Surgery

I worked more on the plot board yesterday night and it made its debut of sorts in my living room/kitchen/dining room when I showed it to my roommate, who was suitably impressed. I was (and remain) hypnotized by the bright colors. One thing I’ve noticed is how the process of assembling the board gets slower and slower as I come in from the edges of the narrative and start getting deep into the meat of it all. Characters start getting bombarded by multiple events and experience several emotions at a time, complicating the story greatly. Also, Part One of the novel is told alternately in the present and a past which also progresses along its own time line; there, it’s the structure that is complicated, which allows the narrative, in contrast, to be a little more straightforward, and it has to be, since there is so much information to impart without completely overwhelming the reader. I’ve just finished adding cues (subtitles labeling the time a scene is occurring and asterisks to separate scenes that take place during the same time period but in a different location or circumstance) to Part One in order to make the flow a lot better and, wouldn’t you know it, in the process I noticed that my time line was off. How embarrassing; I felt like I was caught by a stranger in my underwear. A little piece of advice from the trenches for flashbacks: KNOW YOUR TIME LINE. Especially if you’re easily confused, like me.

Um, so I started this post to talk about trimming the fat–or, as some people call it, killing your darlings (which was, apparently, the title of a film…the things you learn while Googling). This morning, sort of inexplicably, I started worrying about word count, possibly because now that I’m examining the MS with what are apparently new eyes I can see all the characterization I seem to have left out–and it takes a lot for me to admit this, because I feel like characterization is actually the strongest part of the novel. And I was like, “What do I think I can cut?” And then, sadly, I realized that there was a scene that I was attached to, not for its content necessarily, but because it contains the only alternative title this project has ever had, “The Atomic Weight of Iridium,” which I think has a sort of poetic ring to it. You know how the new untitled X-Files movie has a production name of “Done One”, that obviously won’t be the title when it’s released? That’s kind of what “Iridium” was to this project. Anyway, the whole scene can go. It just doesn’t go anywhere–it explores a relationship that the reader is aware of by now, and I don’t think it necessarily deepens it. I think I kept it for so long because it’s a happy scene, and so many of the scenes in the book are unhappy. So I’m going to cut it. It’s nice, but it contributes nothing. Wah.

I have to say, though, if I wasn’t worried about word count at this juncture I’d probably leave it. I don’t think there’s anything wrong with leaving in a scene you love that doesn’t technically contribute anything to the final product; I mean, there is a reason you wrote it, so it must have some value, but you have to exercise discretion. I was just watching My Big Fat Greek Wedding on Wednesday while waiting for America’s Next Top Model  to come on and we were at the part where Toula and Ian start dating and they show you one date with dialogue and flirtiness and what have you and then they show you a couple of very short scenes set to music that imply that they’ve been on many dates by the time the next longer scene happens, so you get a sense that they’re seeing each other regularly but they don’t have to show you every. single. date. to set up for the next scene. We don’t really have an equivalent in novels. I mean, we can say that time has passed, but that’s telling, not showing. And I’m not the fiercest adherent to the “show, don’t tell” policy–there’s a time and place for each, of course–but I do know that saying, “And then it was three weeks later.
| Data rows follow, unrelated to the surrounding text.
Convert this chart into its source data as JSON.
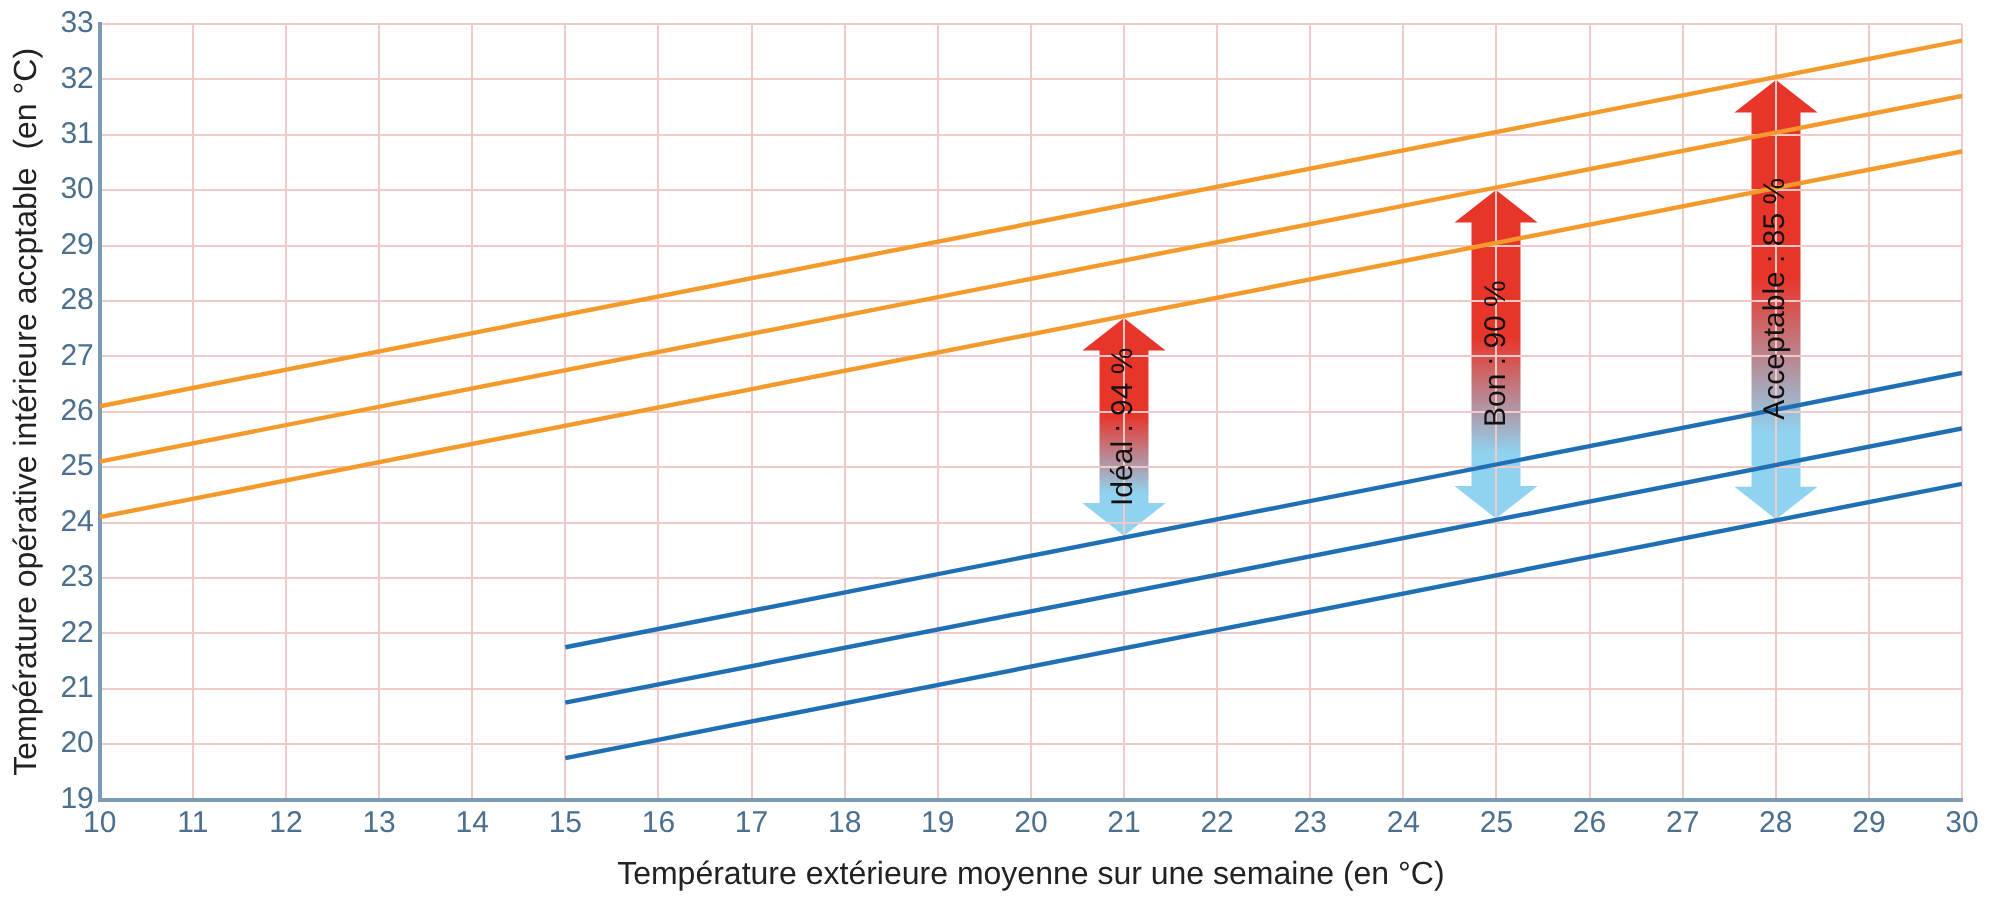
{
  "chart_data": {
    "type": "line",
    "xlabel": "Température extérieure moyenne sur une semaine (en °C)",
    "ylabel": "Température opérative intérieure accptable  (en °C)",
    "xlim": [
      10,
      30
    ],
    "xticks": [
      10,
      11,
      12,
      13,
      14,
      15,
      16,
      17,
      18,
      19,
      20,
      21,
      22,
      23,
      24,
      25,
      26,
      27,
      28,
      29,
      30
    ],
    "ylim": [
      19,
      33
    ],
    "yticks": [
      19,
      20,
      21,
      22,
      23,
      24,
      25,
      26,
      27,
      28,
      29,
      30,
      31,
      32,
      33
    ],
    "grid": true,
    "legend": false,
    "marker": "none",
    "line_style": "solid",
    "series": [
      {
        "color": "#f39a2b",
        "x": [
          10,
          30
        ],
        "values": [
          26.1,
          32.7
        ]
      },
      {
        "color": "#f39a2b",
        "x": [
          10,
          30
        ],
        "values": [
          25.1,
          31.7
        ]
      },
      {
        "color": "#f39a2b",
        "x": [
          10,
          30
        ],
        "values": [
          24.1,
          30.7
        ]
      },
      {
        "color": "#1f6fb5",
        "x": [
          15,
          30
        ],
        "values": [
          21.75,
          26.7
        ]
      },
      {
        "color": "#1f6fb5",
        "x": [
          15,
          30
        ],
        "values": [
          20.75,
          25.7
        ]
      },
      {
        "color": "#1f6fb5",
        "x": [
          15,
          30
        ],
        "values": [
          19.75,
          24.7
        ]
      }
    ],
    "annotations": [
      "Idéal : 94 %",
      "Bon : 90 %",
      "Acceptable : 85 %"
    ]
  }
}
We’d been on a couple of dates and we really liked each other” is not the same as showing that to people. So scenes like the one I’m cutting kind of do that in a way for us; they repeat an already established characterization or theme but don’t really add much.

On the other hand, when I have scenes that do deepen characterization (such as character introspection on their background, which I want to add) or advance theme to add, I shouldn’t keep a scene I know isn’t doing much for the narrative but that I secretly have an attachment to. It’s just not practical. But I’ll stick it in my Scraps folder and maybe one day use it as website content or something. Get excited.